I spent the rest of the day partly simmering and partly thinking I must be a trouble-maker and too confrontational. However, I also got to thinking – when is staying silent the wise choice?
Keeping the peace is admirable and also sometimes necessary. Not sweating the small stuff vital for the keeping stress levels low. A meaningful silence is often better than meaningless words. It’s also probably important to not take aim and fire unless you have all the evidence! I wasn’t at the game (as Jenna’s dad was), I didn’t see what occurred. Conceivably, Jenna may have misinterpreted the incident and therefore if she’d fired off the post, it could have unnecessarily hurt and embarrassed certain people.

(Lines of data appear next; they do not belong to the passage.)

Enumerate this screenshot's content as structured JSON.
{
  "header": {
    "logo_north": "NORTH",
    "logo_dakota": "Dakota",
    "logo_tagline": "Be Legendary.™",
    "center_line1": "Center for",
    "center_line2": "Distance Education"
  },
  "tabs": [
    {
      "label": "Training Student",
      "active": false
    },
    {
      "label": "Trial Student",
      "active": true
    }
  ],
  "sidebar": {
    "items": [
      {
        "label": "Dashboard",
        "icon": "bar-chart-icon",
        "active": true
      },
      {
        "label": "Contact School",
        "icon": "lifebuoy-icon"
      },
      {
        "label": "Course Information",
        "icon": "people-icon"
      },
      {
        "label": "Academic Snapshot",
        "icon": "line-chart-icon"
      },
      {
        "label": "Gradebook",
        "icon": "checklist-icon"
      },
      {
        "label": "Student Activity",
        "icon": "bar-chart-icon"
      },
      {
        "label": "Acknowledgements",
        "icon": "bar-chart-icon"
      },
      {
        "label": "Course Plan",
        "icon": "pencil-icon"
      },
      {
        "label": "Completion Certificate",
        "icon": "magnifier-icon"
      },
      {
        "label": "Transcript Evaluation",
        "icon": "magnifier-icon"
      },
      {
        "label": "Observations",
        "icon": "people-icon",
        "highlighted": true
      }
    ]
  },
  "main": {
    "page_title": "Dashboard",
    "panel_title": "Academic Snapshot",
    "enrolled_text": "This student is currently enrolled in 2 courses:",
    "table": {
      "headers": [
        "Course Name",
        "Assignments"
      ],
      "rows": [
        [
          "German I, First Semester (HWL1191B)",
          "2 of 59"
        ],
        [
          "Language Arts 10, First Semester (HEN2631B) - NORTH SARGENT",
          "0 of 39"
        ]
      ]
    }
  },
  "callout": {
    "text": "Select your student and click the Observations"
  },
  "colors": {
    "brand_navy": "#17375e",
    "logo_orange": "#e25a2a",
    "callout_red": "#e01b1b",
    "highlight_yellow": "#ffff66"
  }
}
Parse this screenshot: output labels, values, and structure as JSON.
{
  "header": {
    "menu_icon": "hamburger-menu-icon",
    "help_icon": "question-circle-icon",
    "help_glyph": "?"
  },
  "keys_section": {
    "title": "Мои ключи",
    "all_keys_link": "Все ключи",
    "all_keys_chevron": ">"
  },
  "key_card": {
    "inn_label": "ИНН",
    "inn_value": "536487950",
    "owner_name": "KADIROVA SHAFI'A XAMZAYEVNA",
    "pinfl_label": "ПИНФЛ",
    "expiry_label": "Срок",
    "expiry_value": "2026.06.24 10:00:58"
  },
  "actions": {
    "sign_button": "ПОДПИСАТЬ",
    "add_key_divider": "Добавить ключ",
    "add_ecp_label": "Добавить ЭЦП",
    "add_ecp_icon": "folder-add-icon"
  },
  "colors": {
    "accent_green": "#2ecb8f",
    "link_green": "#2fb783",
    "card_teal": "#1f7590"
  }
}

However, if I’d been there and I had seen the very abuse Jenna described, in my opinion keeping silent would have been enabling. Keeping silent would have signalled endorsement or acceptance of such behaviour. It’s also selfish to put your own need for peace over the need for a child – or anyone – to be protected. So I like to think I would have spoken up.
And God forbid and heaven help the abuser, if the child had been one of mine!
I’ll stand by what Abraham Lincoln said, for the greater good: “To sin by silence when they should protest makes cowards of men”.